Сборник 2-й - «Очерки и речи» - был опубликован в следующем, 1913 году. Из предисловия можно узнать, что издание это «было задумано самим автором. Под этим заглавием собирался он объединить второй, так сказать, публицистический цикл печатных статей своих, из которых иные были произнесены как речи».

Ключевский Василий Осипович

Среди всех дореволюционных профессоров России Василию Осиповичу Ключевскому принадлежит едва ли не самое первое место как знаменитому, общепризнанному лектору. В аудиториях Московского университета во время его лекций яблоку негде было упасть. Слушатели теснились в проходах, кольцом окружали кафедру.

Не только студенты историки и филологи, для которых, собственно, и читался курс русской истории, были его слушателями математики, физики, химики, медики - все стремились прорваться на лекции Ключевского через строгую охрану надзирателей - по-тогдашнему, «педелей». Лекции Ключевского буквально опустошали аудитории на других факультетах.

Говорить о мастерстве лектора и анализировать его приемы вообще нелегко, особенно потомкам. Никто не догадался запечатлеть лекции Ключевского в звукозаписи, хотя в те годы фонограммы уже возникали (ведь дошли же до нас голоса Шаляпина, Неждановой). Но как трудно говорить об исполнительском мастерстве выдающихся артистов или музыкантов прошлых времен, о которых сохранены лишь воспоминания зрителей и слушателей, так или почти так же трудно судить о выдающемся лекторском таланте.

Попробуем все же вникнуть в особенности мастерства Ключевского на основе сохранившихся высказываний самого лектора и впечатлений его многочисленных слушателей.

Успех лекции определяется, прежде всего, ее содержанием, а не просто мастерством произнесения. Более того, мастерство устной передачи мыслей в великой степени зависимо от содержания последних. Как бы ни была красива и образна речь, если она несет в себе ценное, приковывающее внимание содержание, лишь тогда звучит.

Ключевский был буржуазным историком, учеником знаменитого С. М. Соловьева. В течение всей творческой жизни ему не удалось вырваться из рамок идеалистического мировоззрения, но ему было в нем тревожно и неуютно. Мы постоянно видим его в поисках новых решений, он осознает новые проблемы, стоящие перед наукой, его влечет к себе изучение социальной истории, классов, экономики. Его уже давно не удовлетворяет основное положение историко-юридической школы о государстве как творце истории.

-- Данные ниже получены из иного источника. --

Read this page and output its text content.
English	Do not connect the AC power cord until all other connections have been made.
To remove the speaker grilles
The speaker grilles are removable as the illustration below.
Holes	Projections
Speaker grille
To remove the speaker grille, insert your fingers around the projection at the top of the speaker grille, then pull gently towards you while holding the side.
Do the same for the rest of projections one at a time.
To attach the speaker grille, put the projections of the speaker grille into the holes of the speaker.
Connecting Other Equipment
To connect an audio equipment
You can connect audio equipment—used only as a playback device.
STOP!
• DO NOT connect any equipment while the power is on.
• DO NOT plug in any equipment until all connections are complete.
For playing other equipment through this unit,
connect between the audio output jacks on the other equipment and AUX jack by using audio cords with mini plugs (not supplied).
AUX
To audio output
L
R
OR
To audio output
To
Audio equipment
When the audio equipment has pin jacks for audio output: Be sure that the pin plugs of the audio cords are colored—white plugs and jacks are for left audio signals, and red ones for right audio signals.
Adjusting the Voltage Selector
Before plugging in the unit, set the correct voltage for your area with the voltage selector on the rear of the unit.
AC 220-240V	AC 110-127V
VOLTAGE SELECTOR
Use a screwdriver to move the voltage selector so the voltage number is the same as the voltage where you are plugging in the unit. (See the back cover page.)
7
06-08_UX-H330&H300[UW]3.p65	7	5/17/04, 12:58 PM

Ключевский начал преподавание с 1870-х годов и читал лекции до 1909 года. Этот период насыщен великими новыми явлениями - ростом рабочего класса, революционной борьбой, возникновением партии рабочего класса.

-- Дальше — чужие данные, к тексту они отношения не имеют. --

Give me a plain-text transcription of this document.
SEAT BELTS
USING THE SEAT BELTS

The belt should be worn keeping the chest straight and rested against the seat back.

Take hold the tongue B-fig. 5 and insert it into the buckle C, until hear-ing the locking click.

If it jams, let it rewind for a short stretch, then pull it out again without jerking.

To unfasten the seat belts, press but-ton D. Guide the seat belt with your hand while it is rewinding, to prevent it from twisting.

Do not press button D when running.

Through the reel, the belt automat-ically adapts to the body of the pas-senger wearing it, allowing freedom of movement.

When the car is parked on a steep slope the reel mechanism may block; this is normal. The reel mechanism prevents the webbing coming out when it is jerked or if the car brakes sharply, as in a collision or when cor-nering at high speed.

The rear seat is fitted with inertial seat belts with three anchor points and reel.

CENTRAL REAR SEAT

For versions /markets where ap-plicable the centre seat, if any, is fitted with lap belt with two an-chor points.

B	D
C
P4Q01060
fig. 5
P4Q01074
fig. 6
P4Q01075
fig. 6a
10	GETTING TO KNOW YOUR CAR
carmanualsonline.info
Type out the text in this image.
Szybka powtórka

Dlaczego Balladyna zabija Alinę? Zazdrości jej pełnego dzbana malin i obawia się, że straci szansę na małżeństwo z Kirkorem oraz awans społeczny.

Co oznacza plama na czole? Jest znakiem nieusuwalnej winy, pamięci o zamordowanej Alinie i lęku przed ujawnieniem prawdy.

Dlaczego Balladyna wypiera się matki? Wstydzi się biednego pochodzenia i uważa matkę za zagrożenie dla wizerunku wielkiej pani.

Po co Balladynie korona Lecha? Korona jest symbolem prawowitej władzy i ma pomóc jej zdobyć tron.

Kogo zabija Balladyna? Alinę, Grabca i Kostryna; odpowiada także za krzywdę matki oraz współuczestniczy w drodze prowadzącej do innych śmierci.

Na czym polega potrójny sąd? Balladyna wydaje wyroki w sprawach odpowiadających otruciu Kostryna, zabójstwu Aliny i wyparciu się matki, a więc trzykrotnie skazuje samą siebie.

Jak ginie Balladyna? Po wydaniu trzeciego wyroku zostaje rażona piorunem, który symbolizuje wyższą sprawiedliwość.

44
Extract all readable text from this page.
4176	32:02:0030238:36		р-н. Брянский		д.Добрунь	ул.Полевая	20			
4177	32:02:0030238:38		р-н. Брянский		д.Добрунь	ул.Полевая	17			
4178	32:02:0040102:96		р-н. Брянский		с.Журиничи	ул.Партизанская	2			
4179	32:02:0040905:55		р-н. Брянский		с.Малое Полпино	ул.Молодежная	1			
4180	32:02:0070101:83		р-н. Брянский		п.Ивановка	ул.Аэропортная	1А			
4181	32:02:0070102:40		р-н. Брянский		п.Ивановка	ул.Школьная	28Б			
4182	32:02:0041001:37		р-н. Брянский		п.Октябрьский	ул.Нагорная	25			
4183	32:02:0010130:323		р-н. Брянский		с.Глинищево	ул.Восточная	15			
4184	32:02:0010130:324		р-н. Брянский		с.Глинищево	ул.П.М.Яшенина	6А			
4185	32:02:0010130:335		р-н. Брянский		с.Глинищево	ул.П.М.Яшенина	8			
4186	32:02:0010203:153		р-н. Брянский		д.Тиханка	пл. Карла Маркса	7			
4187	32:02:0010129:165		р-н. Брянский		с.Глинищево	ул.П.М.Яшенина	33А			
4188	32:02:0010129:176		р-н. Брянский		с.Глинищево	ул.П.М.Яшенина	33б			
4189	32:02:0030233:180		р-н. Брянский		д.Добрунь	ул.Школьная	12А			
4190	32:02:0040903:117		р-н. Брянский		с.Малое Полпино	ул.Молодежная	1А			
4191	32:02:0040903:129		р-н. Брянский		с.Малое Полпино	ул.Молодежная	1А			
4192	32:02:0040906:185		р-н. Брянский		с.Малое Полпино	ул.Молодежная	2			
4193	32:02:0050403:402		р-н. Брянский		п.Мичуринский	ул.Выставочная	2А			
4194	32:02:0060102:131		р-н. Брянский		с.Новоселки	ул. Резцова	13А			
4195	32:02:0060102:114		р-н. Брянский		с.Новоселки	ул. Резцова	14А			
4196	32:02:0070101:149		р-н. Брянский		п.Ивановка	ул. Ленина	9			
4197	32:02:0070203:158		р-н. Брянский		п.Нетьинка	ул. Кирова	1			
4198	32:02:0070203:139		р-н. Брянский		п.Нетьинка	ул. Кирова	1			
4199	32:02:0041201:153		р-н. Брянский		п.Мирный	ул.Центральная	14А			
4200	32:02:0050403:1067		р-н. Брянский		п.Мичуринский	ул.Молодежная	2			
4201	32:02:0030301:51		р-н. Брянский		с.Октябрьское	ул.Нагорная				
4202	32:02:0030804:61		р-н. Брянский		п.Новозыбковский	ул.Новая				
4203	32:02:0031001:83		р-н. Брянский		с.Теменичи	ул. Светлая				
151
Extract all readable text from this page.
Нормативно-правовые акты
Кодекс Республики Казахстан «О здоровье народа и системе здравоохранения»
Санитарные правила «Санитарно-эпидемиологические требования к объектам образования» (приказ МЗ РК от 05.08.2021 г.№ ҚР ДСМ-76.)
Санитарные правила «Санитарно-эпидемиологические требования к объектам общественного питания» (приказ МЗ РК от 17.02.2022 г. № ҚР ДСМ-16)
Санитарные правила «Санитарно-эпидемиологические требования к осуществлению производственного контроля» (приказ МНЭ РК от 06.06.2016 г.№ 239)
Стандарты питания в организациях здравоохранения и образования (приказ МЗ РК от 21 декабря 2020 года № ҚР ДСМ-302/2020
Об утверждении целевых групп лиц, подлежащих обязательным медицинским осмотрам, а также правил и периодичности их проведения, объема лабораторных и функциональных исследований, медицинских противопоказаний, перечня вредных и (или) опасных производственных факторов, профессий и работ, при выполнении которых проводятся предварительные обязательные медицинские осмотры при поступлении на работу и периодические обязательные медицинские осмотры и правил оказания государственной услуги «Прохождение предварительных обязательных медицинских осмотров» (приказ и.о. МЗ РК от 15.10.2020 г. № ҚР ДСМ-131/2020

Ключевский не смог стать на правильные материалистические позиции в поисках исторической правды, но сумел отразить в своем преподавании многое новое, назревшее и в эпохе, и в исторической науке. Он дал слушателям большой материал о формировании классов феодально-крепостного общества, по-новому, резко-разоблачительно изложил историю российского самодержавия и российской аристократии - от боярства до дворянства. Он считал российского дворянина незаконным владельцем крестьян и огромных земельных имений. Молодая аудитория живо откликалась лектору, ее тревожили те же вопросы, творческий характер лекций был дорог слушателям.

Ключевский был современником двух революционных ситуаций (1859 - 1861 и 1879 - 1880 гг.), видел первую в России революцию 1905 - 1907 годов. Общественное движение революционных эпох всегда вызывает потребность в новых исторических трудах, в глубоком понимании прошлого своей страны. В этих условиях рождался «Курс русской истории» Ключевского. Он стремился, как мог, ответить на потребность времени.

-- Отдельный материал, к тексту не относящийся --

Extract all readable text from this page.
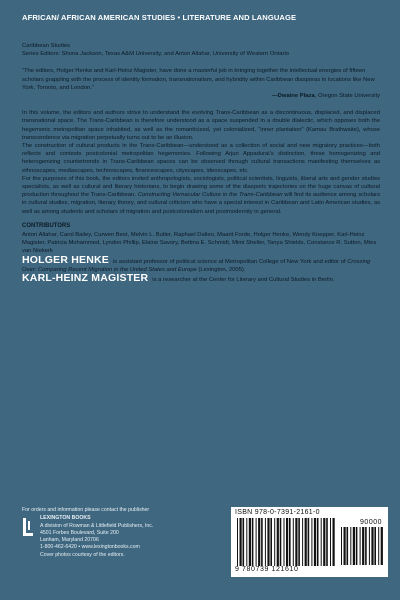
AFRICAN/ AFRICAN AMERICAN STUDIES • LITERATURE AND LANGUAGE

Caribbean Studies

Series Editors: Shona Jackson, Texas A&M University, and Anton Allahar, University of Western Ontario

“The editors, Holger Henke and Karl-Heinz Magister, have done a masterful job in bringing together the intellectual energies of fifteen scholars grappling with the process of identity formation, transnationalism, and hybridity within Caribbean diasporas in locations like New York, Toronto, and London.”

—Dwaine Plaza, Oregon State University

In this volume, the editors and authors strive to understand the evolving Trans-Caribbean as a discontinuous, displaced, and displaced transnational space. The Trans-Caribbean is therefore understood as a space suspended in a double dialectic, which opposes both the hegemonic metropolitan space inhabited, as well as the romanticized, yet colonialized, “inner plantation” (Kamau Brathwaite), whose transcendence via migration perpetually turns out to be an illusion.

The construction of cultural products in the Trans-Caribbean—understood as a collection of social and new migratory practices—both reflects and contests postcolonial metropolitan hegemonies. Following Arjun Appadurai’s distinction, these homogenizing and heterogenizing countertrends in Trans-Caribbean spaces can be observed through cultural transactions manifesting themselves as ethnoscapes, mediascapes, technoscapes, financescapes, cityscapes, ideoscapes, etc.

For the purposes of this book, the editors invited anthropologists, sociologists, political scientists, linguists, liberal arts and gender studies specialists, as well as cultural and literary historians, to begin drawing some of the diasporic trajectories on the huge canvas of cultural production throughout the Trans-Caribbean. Constructing Vernacular Culture in the Trans-Caribbean will find its audience among scholars in cultural studies, migration, literary theory, and cultural criticism who have a special interest in Caribbean and Latin American studies, as well as among students and scholars of migration and postcolonialism and postmodernity in general.

CONTRIBUTORS

Anton Allahar, Carol Bailey, Curwen Best, Melvin L. Butler, Raphael Dalleo, Maarit Forde, Holger Henke, Wendy Knepper, Karl-Heinz Magister, Patricia Mohammed, Lyndon Phillip, Elaine Savory, Bettina E. Schmidt, Mimi Sheller, Tanya Shields, Constance R. Sutton, Mies van Niekerk

HOLGER HENKE is assistant professor of political science at Metropolitan College of New York and editor of Crossing Over: Comparing Recent Migration in the United States and Europe (Lexington, 2005).

KARL-HEINZ MAGISTER is a researcher at the Center for Literary and Cultural Studies in Berlin.

For orders and information please contact the publisher
LEXINGTON BOOKS
A division of Rowman & Littlefield Publishers, Inc.
4501 Forbes Boulevard, Suite 200
Lanham, Maryland 20706
1-800-462-6420 • www.lexingtonbooks.com
Cover photos courtesy of the editors.
ISBN 978-0-7391-2161-0
90000
9 780739 121610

5 декабря 1879 года Ключевский прочел в «большой словесной» Московского университета свою первую лекцию университетского курса, посвятив ее приемникам Петра I. Лекция была встречена восторженной овацией. Передовое студенчество без устали аплодировало профессору, оказавшемуся «своим». Об этой лекции позже вспоминали как о выступлении, провозгласившем лозунг «свободы», которой столь не доставало реформам Петра. Текст именно этой лекции, к сожалению, не дошел до нас, но сохранились воспоминания слушателей. Ключевский, пишет один из них, «полагал, что реформы Петра не дали желаемых результатов; чтобы Россия могла стать богатой и могучей, нужна была свобода. Её не видела Россия XVIII века. Отсюда, так заключал Василий Осипович, и государственная ее немощь» .

Из этого свидетельства ясно, что политические лозунги звучали уже в первой университетской лекции Ключевского. В литографированных изданиях его лекционных курсов, близких к этому времени, мы найдем ясные антидворянские мотивы и мысли, направленные на развечание самодержавия и дворянства.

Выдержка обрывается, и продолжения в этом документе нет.